Glide è, in sostanza, un bastone intelligente con le ruote. Non è un semplice supporto, ma un vero e proprio compagno di viaggio attivo. Ha due belle ruote in gomma da 7,5 pollici, un’asta regolabile per adattarsi all’altezza di chi lo usa, e un’impugnatura ergonomica dove si nasconde tutto il cervello della faccenda: controlli a pulsante, un altoparlante che ti parla, un microfono e, cosa fondamentale, un sistema di feedback aptico che ti trasmette sensazioni tattili.
Glide, il bastone smart con AI e ruote che guida e protegge gli ipovedenti
Ma il vero colpo di genio è nel suo sistema sensoriale. Non è solo un oggetto che sbatte contro gli ostacoli: ha una videocamera stereoscopica capace di percepire la profondità fino a 15 metri, sensori di prossimità che rilevano pericoli a terra e, al suo interno, un potente sistema di intelligenza artificiale che macina tutte queste informazioni. In pratica, è un device che vede e interpreta l’ambiente circostante, comunicando in tempo reale con l’utente.
La cosa interessante è che Glide non ti costringe a un unico modo di camminare, ma offre due modalità di navigazione:
- Directed (Guidata): Qui, l’AI si aggancia al tuo percorso, magari integrandosi con app tipo Google Maps, e ti dà istruzioni vocali passo-passo per arrivare a destinazione. Puoi anche “insegnargli” un percorso particolare, come quello casa-ufficio, facendolo una volta. Utile per le vie sconosciute.
- Freestyle (Libera): Questa è la modalità su cui si stanno concentrando di più, perché è la più utile per la quotidianità. In questo caso, il bastone non ti detta l’itinerario, ma ti assiste in modo attivo: le ruote girano liberamente, ma l’AI può farle sterzare automaticamente a destra o sinistra per correggere la tua traiettoria, o frenare se necessario.

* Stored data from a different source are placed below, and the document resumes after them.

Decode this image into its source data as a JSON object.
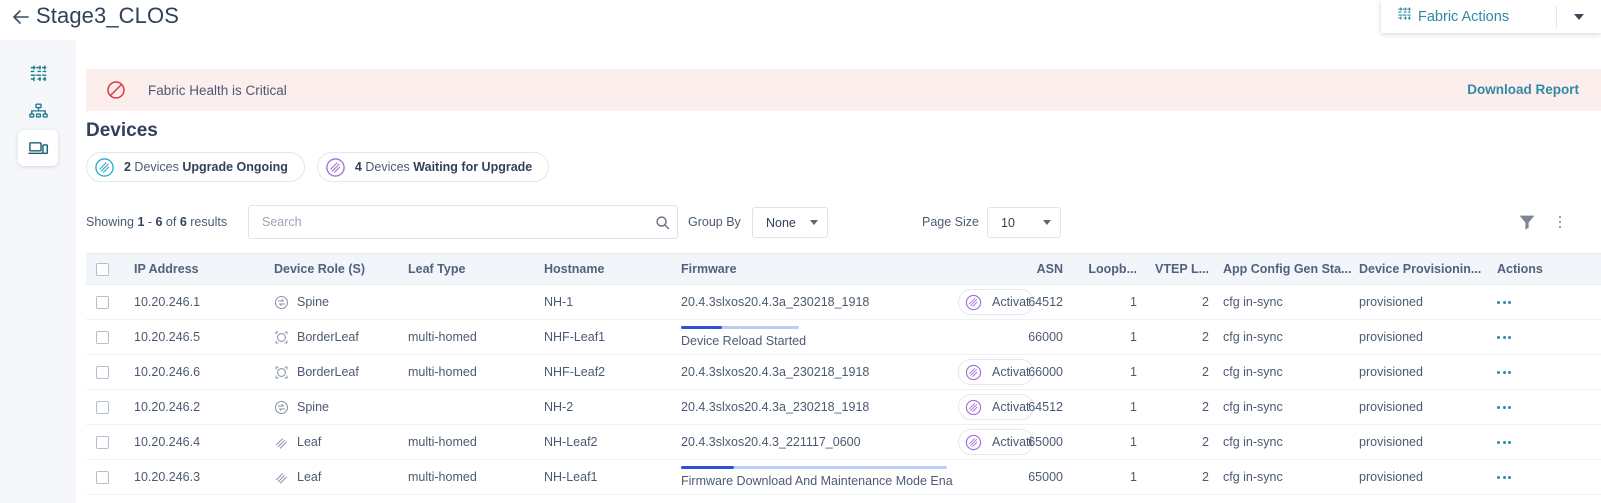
{
  "header": {
    "back_icon": "arrow-left-icon",
    "title": "Stage3_CLOS",
    "fabric_actions": {
      "icon": "fabric-grid-icon",
      "label": "Fabric Actions",
      "caret_icon": "chevron-down-icon"
    }
  },
  "sidebar": {
    "items": [
      {
        "name": "fabric-grid",
        "icon": "fabric-grid-icon",
        "selected": false
      },
      {
        "name": "topology",
        "icon": "topology-icon",
        "selected": false
      },
      {
        "name": "devices",
        "icon": "devices-icon",
        "selected": true
      }
    ]
  },
  "banner": {
    "icon": "critical-icon",
    "text": "Fabric Health is Critical",
    "link_label": "Download Report",
    "bg_color": "#fdeeee",
    "icon_color": "#e0343f",
    "link_color": "#2e8aa5"
  },
  "section": {
    "title": "Devices",
    "chips": [
      {
        "icon": "upgrade-ongoing-icon",
        "count": "2",
        "text_mid": " Devices ",
        "text_bold": "Upgrade Ongoing",
        "color": "#29a8d0"
      },
      {
        "icon": "waiting-upgrade-icon",
        "count": "4",
        "text_mid": " Devices ",
        "text_bold": "Waiting for Upgrade",
        "color": "#a06fd8"
      }
    ]
  },
  "toolbar": {
    "showing_prefix": "Showing ",
    "showing_from": "1",
    "showing_dash": " - ",
    "showing_to": "6",
    "showing_of": " of ",
    "showing_total": "6",
    "showing_suffix": " results",
    "search_placeholder": "Search",
    "search_value": "",
    "search_icon": "search-icon",
    "group_by_label": "Group By",
    "group_by_value": "None",
    "page_size_label": "Page Size",
    "page_size_value": "10",
    "filter_icon": "funnel-icon",
    "more_icon": "kebab-icon"
  },
  "table": {
    "columns": [
      "IP Address",
      "Device Role (S)",
      "Leaf Type",
      "Hostname",
      "Firmware",
      "ASN",
      "Loopb...",
      "VTEP L...",
      "App Config Gen Sta...",
      "Device Provisionin...",
      "Actions"
    ],
    "rows": [
      {
        "ip": "10.20.246.1",
        "role": "Spine",
        "role_icon": "spine-icon",
        "leaf_type": "",
        "hostname": "NH-1",
        "firmware_type": "text",
        "firmware": "20.4.3slxos20.4.3a_230218_1918",
        "badge": "Activat",
        "badge_icon": "activating-icon",
        "asn": "64512",
        "loopback": "1",
        "vtep": "2",
        "app_config": "cfg in-sync",
        "provisioning": "provisioned",
        "actions_icon": "kebab-icon"
      },
      {
        "ip": "10.20.246.5",
        "role": "BorderLeaf",
        "role_icon": "borderleaf-icon",
        "leaf_type": "multi-homed",
        "hostname": "NHF-Leaf1",
        "firmware_type": "progress",
        "firmware": "Device Reload Started",
        "progress_percent": 35,
        "progress_track_width": 118,
        "badge": "",
        "badge_icon": "",
        "asn": "66000",
        "loopback": "1",
        "vtep": "2",
        "app_config": "cfg in-sync",
        "provisioning": "provisioned",
        "actions_icon": "kebab-icon"
      },
      {
        "ip": "10.20.246.6",
        "role": "BorderLeaf",
        "role_icon": "borderleaf-icon",
        "leaf_type": "multi-homed",
        "hostname": "NHF-Leaf2",
        "firmware_type": "text",
        "firmware": "20.4.3slxos20.4.3a_230218_1918",
        "badge": "Activat",
        "badge_icon": "activating-icon",
        "asn": "66000",
        "loopback": "1",
        "vtep": "2",
        "app_config": "cfg in-sync",
        "provisioning": "provisioned",
        "actions_icon": "kebab-icon"
      },
      {
        "ip": "10.20.246.2",
        "role": "Spine",
        "role_icon": "spine-icon",
        "leaf_type": "",
        "hostname": "NH-2",
        "firmware_type": "text",
        "firmware": "20.4.3slxos20.4.3a_230218_1918",
        "badge": "Activat",
        "badge_icon": "activating-icon",
        "asn": "64512",
        "loopback": "1",
        "vtep": "2",
        "app_config": "cfg in-sync",
        "provisioning": "provisioned",
        "actions_icon": "kebab-icon"
      },
      {
        "ip": "10.20.246.4",
        "role": "Leaf",
        "role_icon": "leaf-icon",
        "leaf_type": "multi-homed",
        "hostname": "NH-Leaf2",
        "firmware_type": "text",
        "firmware": "20.4.3slxos20.4.3_221117_0600",
        "badge": "Activatio",
        "badge_icon": "activating-icon",
        "asn": "65000",
        "loopback": "1",
        "vtep": "2",
        "app_config": "cfg in-sync",
        "provisioning": "provisioned",
        "actions_icon": "kebab-icon"
      },
      {
        "ip": "10.20.246.3",
        "role": "Leaf",
        "role_icon": "leaf-icon",
        "leaf_type": "multi-homed",
        "hostname": "NH-Leaf1",
        "firmware_type": "progress",
        "firmware": "Firmware Download And Maintenance Mode Ena",
        "progress_percent": 20,
        "progress_track_width": 266,
        "badge": "",
        "badge_icon": "",
        "asn": "65000",
        "loopback": "1",
        "vtep": "2",
        "app_config": "cfg in-sync",
        "provisioning": "provisioned",
        "actions_icon": "kebab-icon"
      }
    ]
  }
}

L’AI di Glide è talmente evoluta da riconoscere elementi specifici come porte, scale, ascensori e attraversamenti pedonali, avvisandoti con la voce o con una vibrazione. E siccome non si cammina solo col sole, è resistente all’acqua. Pesa circa 3,5 kg (quindi non leggerissimo, ma gestibile) e ti garantisce oltre sei ore di autonomia.
La mente dietro tutto questo è Amos Miller, fondatore e CEO di Glidance, e la sua storia è ciò che rende il progetto ancora più toccante. Miller ha perso la vista da giovane a causa di una malattia genetica, quindi conosce in prima persona le sfide della mobilità.
Per lui, Glide non è un semplice prodotto tech da vendere, ma il coronamento di un sogno di indipendenza. L’obiettivo non è solo dare uno strumento pratico, ma restituire fiducia e controllo alle persone ipovedenti.
Glidance sta testando il dispositivo in questo periodo, con l’idea di iniziare le consegne ai primi clienti che lo hanno prenotato per la primavera del 2026. Il prezzo? Circa 1.499 dollari, più un piccolo canone mensile per avere accesso agli aggiornamenti software. Certo, non è regalato, ma se consideri la libertà e l’autonomia che può regalare, è un investimento prezioso.